Vor dem Hintergrund der angekündigten Sparpläne der sächsischen Landesregierung – insbesondere möglicher Kürzungen der Zuschüsse für Schulen in freier Trägerschaft – setzte die Evangelische Schulgemeinschaft Erzgebirge in den vergangenen Wochen ein deutliches Zeichen. Unter dem Motto „Meine Schule – meine Zukunft“ gestalteten Schülerinnen und Schüler sowie Mitarbeitende persönliche Postkarten an Abgeordnete des Sächsischen Landtages.
Ziel der Aktion war es, auf die Bedeutung freier Schulen aufmerksam zu machen und zugleich deutlich zu machen, welche Auswirkungen weitere Kürzungen auf die tägliche Bildungsarbeit hätten. Bereits heute erhalten Schulen in freier Trägerschaft in Sachsen lediglich 90 Prozent der vergleichbaren Personalkosten staatlicher Schulen refinanziert. Die verbleibenden Kosten müssen die Schulträger selbst aufbringen.
Die zahlreichen entstandenen Karten spiegeln die enge Verbundenheit vieler Menschen mit ihrer Schule wider. Sie zeigen die Evangelische Schulgemeinschaft Erzgebirge als einen Ort des Lernens, der Gemeinschaft und der individuellen Entwicklung.

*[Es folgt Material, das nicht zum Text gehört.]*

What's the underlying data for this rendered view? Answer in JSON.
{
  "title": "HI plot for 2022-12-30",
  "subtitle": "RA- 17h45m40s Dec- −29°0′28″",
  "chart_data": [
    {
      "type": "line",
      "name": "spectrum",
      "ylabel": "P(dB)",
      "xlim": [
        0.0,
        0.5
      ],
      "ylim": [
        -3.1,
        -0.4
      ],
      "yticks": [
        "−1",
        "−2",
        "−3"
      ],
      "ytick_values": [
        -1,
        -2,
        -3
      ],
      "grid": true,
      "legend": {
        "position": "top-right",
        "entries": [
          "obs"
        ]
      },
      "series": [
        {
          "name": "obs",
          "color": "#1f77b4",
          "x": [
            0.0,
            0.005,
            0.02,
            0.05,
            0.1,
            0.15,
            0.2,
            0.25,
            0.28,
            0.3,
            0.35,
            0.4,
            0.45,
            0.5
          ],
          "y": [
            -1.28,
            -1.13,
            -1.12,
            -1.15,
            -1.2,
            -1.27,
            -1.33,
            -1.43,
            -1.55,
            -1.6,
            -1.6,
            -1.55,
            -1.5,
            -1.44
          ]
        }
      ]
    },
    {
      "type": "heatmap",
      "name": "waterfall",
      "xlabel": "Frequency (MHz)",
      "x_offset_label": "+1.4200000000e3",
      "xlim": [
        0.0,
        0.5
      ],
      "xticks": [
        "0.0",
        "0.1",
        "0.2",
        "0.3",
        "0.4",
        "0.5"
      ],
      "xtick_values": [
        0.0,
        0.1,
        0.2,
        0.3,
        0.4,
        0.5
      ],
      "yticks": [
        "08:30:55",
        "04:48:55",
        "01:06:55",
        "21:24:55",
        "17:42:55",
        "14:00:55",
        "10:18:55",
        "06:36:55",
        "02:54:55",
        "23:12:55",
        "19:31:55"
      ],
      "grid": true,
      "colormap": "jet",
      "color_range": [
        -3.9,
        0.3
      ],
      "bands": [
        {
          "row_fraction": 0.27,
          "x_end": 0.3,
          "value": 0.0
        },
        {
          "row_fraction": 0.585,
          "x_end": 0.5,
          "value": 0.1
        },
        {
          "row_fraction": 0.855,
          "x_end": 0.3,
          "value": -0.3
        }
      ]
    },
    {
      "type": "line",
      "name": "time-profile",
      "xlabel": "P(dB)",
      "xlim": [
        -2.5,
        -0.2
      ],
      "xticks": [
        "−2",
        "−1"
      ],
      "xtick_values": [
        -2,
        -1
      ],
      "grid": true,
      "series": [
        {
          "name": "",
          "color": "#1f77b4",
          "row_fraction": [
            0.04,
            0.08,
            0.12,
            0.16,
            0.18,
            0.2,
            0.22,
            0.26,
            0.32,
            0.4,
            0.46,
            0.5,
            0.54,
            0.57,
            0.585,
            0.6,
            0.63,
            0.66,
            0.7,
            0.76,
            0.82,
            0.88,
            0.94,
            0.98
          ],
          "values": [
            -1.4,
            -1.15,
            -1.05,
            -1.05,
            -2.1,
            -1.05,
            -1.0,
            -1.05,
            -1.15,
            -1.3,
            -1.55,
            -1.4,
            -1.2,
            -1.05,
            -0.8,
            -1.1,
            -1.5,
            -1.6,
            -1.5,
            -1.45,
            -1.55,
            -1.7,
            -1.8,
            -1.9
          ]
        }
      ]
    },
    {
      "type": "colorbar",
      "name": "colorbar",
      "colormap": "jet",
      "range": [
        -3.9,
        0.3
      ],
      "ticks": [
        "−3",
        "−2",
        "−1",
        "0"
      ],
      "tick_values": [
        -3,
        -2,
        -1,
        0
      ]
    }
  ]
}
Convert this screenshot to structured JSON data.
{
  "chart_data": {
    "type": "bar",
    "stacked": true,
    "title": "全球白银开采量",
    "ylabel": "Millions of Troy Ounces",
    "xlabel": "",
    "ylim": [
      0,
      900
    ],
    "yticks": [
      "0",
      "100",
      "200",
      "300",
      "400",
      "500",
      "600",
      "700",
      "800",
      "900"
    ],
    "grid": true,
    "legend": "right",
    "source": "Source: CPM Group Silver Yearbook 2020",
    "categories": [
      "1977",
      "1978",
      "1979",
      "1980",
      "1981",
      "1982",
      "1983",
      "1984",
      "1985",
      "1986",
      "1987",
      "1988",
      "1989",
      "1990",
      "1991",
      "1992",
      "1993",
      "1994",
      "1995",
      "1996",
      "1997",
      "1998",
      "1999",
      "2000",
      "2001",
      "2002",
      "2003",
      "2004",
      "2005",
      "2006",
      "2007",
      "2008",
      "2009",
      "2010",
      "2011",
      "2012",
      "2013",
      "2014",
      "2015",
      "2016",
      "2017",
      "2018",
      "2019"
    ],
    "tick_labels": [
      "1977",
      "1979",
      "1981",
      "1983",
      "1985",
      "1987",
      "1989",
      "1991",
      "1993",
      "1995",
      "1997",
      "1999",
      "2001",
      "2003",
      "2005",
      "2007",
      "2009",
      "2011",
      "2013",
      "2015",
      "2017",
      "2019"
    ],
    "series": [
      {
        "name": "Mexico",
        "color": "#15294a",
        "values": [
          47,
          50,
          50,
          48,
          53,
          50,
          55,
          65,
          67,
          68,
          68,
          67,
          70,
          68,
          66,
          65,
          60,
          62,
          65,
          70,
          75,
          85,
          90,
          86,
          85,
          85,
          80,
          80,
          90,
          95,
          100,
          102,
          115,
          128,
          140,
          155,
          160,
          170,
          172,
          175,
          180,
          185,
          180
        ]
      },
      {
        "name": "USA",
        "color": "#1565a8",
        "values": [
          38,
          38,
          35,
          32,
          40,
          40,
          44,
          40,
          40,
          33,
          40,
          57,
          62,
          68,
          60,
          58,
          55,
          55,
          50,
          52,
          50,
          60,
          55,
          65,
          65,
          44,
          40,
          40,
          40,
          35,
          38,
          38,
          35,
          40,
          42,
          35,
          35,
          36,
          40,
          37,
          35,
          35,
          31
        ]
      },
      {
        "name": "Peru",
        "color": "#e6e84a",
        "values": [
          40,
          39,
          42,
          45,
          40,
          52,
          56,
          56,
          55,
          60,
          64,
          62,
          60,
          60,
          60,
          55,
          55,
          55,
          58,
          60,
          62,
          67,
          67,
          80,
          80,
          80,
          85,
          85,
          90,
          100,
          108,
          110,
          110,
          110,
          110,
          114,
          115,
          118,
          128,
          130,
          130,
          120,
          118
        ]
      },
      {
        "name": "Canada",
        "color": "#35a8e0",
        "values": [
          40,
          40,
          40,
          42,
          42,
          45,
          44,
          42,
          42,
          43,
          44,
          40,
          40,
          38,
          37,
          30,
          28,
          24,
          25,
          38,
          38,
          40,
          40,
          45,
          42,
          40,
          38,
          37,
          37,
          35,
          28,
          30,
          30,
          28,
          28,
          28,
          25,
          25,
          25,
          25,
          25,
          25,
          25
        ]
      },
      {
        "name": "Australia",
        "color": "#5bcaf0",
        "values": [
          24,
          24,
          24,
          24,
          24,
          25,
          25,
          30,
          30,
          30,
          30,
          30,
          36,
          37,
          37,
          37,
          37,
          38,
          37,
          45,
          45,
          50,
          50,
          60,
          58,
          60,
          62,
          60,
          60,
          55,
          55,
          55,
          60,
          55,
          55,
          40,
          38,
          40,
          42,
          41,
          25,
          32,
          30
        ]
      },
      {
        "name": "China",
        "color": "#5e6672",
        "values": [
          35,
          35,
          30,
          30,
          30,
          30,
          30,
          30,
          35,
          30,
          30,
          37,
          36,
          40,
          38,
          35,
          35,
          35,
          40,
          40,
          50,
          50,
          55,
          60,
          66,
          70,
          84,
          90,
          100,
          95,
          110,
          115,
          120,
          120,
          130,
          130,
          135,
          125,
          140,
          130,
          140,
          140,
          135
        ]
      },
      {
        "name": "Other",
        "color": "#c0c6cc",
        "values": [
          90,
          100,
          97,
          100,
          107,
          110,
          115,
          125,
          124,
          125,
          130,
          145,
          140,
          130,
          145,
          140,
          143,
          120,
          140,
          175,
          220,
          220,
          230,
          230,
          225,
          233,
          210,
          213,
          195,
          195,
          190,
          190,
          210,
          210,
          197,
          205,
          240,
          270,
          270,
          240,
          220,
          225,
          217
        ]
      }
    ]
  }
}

Als Schulstiftung sind wir stolz darauf, mit Schulen zusammenzuarbeiten, die gesellschaftliche Verantwortung übernehmen, Beteiligung fördern und junge Menschen ermutigen, ihre Stimme einzubringen. Die Postkartenaktion ist ein eindrucksvolles Beispiel dafür, wie demokratische Teilhabe und gelebte Schulgemeinschaft im Alltag sichtbar werden können.